Wednesday 7th December 2011
GREY areas are large expanses of territory, with more than enough room to feed cheeky monkeys and the pride of lions. With snow, though, it’s down there in white and white. You either love it or there’s something wrong with you.
My younger daughter, then a teenager, woke me one morning demanding attention:
“You have to get out of bed now, Dad. I might be back for lunch, might not. See you later.”
Even under the duvet you can sense it: the hush beyond the pane, the thinned air, the slowness of things. Curses come only from those driven by cars and credit card bills. Local radio welcomes rare listeners.
It’s still falling, softly now, in milk chocolate drops, landing with no impact whatsoever, weightless, speechless, as pointless as life itself. Better wear the leather gloves in case urged to throw a few snowballs, as is most likely.
Feast days and holidays are fore-written; worried over, planned for; meant. They belong to the business side of being a grown-up. But snow knows not the importance placed on lost trades or the schedule for Thursday. It is a child wondering in a forest, a magician casting a spell.

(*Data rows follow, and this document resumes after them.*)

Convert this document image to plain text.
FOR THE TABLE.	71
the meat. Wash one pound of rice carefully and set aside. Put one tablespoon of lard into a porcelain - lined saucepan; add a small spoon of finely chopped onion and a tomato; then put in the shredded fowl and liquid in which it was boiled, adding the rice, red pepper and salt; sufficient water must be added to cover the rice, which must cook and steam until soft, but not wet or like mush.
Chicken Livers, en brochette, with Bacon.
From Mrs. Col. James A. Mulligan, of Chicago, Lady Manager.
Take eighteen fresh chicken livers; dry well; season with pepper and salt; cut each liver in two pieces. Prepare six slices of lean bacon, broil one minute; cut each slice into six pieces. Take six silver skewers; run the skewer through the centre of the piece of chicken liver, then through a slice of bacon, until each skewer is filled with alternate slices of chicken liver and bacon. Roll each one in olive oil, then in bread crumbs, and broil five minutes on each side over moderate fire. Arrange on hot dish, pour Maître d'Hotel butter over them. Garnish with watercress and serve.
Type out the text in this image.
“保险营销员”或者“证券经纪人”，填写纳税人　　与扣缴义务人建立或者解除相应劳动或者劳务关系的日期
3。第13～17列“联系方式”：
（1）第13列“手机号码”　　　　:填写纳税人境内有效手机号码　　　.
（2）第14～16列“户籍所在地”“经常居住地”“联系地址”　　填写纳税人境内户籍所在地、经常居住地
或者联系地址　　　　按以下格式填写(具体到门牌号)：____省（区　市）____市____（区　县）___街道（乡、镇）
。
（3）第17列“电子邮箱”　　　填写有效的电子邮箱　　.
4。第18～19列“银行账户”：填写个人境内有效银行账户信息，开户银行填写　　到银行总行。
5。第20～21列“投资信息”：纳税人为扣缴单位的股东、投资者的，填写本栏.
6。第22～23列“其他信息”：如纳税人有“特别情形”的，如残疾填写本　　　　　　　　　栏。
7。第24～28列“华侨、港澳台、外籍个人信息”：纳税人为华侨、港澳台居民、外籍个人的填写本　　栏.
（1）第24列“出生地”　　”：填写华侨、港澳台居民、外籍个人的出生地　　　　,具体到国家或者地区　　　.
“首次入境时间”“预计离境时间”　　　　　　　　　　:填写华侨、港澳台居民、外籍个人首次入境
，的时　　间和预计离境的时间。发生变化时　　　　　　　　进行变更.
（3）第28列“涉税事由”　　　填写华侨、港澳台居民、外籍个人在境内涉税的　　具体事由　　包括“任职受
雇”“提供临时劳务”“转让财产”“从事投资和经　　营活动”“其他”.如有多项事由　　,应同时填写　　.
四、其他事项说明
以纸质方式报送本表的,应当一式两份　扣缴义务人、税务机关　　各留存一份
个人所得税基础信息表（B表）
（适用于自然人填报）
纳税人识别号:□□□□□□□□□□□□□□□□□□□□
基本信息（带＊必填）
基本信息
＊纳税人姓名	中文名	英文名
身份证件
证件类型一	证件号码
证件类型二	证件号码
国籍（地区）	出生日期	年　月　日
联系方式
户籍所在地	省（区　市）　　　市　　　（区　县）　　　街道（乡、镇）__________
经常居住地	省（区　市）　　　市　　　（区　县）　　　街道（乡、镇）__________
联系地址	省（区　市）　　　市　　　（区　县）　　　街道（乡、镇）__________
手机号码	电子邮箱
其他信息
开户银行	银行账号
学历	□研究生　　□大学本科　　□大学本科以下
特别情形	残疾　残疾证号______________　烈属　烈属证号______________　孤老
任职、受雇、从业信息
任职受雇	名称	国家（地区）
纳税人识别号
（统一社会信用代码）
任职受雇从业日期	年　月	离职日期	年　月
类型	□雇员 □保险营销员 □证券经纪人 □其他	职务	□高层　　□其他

“…long delays across the region, with further disruption likely…”
Good. Planet Earth is not a bloody motorway. Jeans thrust into long, woolly white socks; now for the wellies.
“…weekend fixtures facing cancellation…”
So what? More kids are getting more exercise today than in the last three months.
Will-o’-the-wisp flecks trip lightly from eaves and the fingertips of trees. Then there’s that first crunch of boot, familiar as toast; a smoky breath exhaled; the still silence of expectancy.
This is when we applaud the milkman, the post lady, and the shepherd; when neighbours help neighbours; when, if we choose, we can remember to be humble in the presence of a sleepy-eyed elder.
In the park, I spy snowmen among the trees, stalwart and alert; another seated on a bench, twig-fingered and pebble-eyed.
I take off my bobble-hat, to feel the tingle of the winter air.